Rodrigo Pacheco no boicote a ônibus por aplicativo (João Bosco)

Parlamentares proprietários de empresas de transporte podem suspender mais de 14 mil novas linhas de ônibus concedidas nos últimos anos

atualizado 30/06/2021 5:57

Rodrigo Pacheco Rafaela Felicciano/Metrópoles

A Câmara pode aprovar a qualquer momento um projeto de lei que limita a atuação de novas empresas de ônibus – e ataca em cheio a viabilidade das operações da Buser, a versão rodoviária do Uber.

A articulação envolve parlamentares proprietários de empresas de transporte coletivo, entre os quais, o presidente do Senado, Rodrigo Pacheco (DEM-MG) e, se aprovado, pode suspender mais de 14 mil novas linhas de ônibus concedidas nos últimos anos, além de inviabilizar 180 mil empregos.

Com mais de 60% dos itinerários atendidos por corporações consolidadas há décadas, tarifas caras e serviço duvidoso, a medida em tramitação discretíssima, agrava esse quadro estabelecendo a exigência de capital social mínimo de R$ 2 milhões para operação no mercado.

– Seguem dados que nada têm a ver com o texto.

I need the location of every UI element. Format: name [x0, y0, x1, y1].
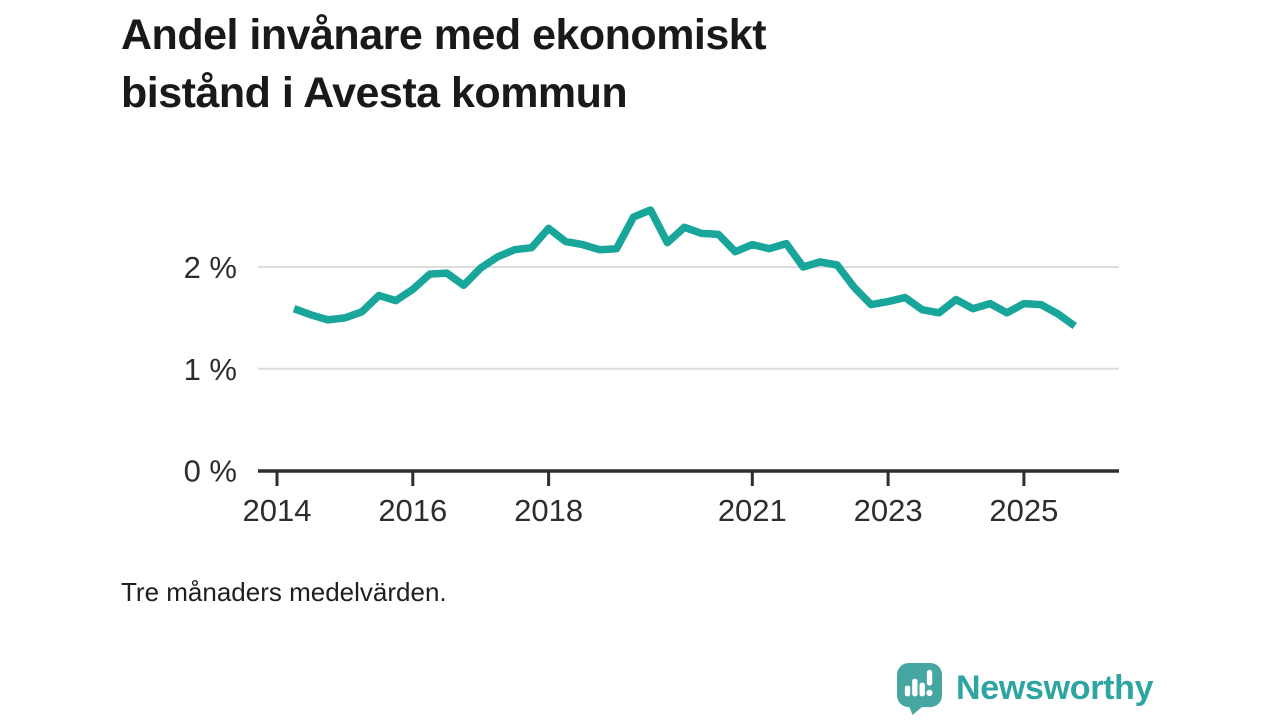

O episódio reproduz a disputa de anos atrás, quando da regulamentação de serviços de transporte de passageiros por aplicativo e a categoria de taxistas. Mas a de agora tem protagonistas de peso, com mandato e prestígio parlamentar, o que pode representar conflito de interesses.

Em dezembro passado, os dois principais interessados em evitar a abertura do mercado, os senadores Acir Gurgacz (PDT-RO) e Rodrigo Pacheco (DEM-MG), em votação relâmpago no Senado incluíram barreiras ao ingresso de empresas de tecnologia que intermediam viagens – os conhecidos aplicativos.

Acir é relator do projeto e, dono das viações Eucatur e Solimões, de transporte rodoviário. Pacheco, presidente do Senado, é o herdeiro das empresas Viação Real e Santa Rita. Recentemente estendeu seus domínios à ANTT (Agência Nacional de Transportes Terrestres), para onde indicou o   aliado Arnaldo Silva Júnior, ex-deputado estadual e advogado.

A indicação seria natural ao processo político, não fosse completamente contrária à Lei das Agências Reguladoras, que busca preservar o caráter técnico desses órgãos. O presidente Jair Bolsonaro retirou a indicação de Júnior à direção da ANTT, junto a outras, ontem (29).

À mineira

As articulações deixaram as empresas médias e pequenas, além daquelas que trazem inovação tecnológica ao segmento, de cabelos em pé. Ao estilo mineiro, sem fazer barulho, os parlamentares construíram o cerco em torno do projeto em clara vantagem sobre a concorrência.

Nesse contexto, a Câmara aprovou em maio a urgência do PL 3819/2020, em um acordo que envolveu aliados do presidente da Casa, Arthur Lira (PP-AL), que busca agradar a Pacheco com avanço rápido do projeto, segundo relatos de bastidores.

Os adversários do projeto passaram a chamá-lo de “PL dos Gigantes” ou “PL do Oligopólio”, por criar dificuldades concretas à concorrência no setor rodoviário.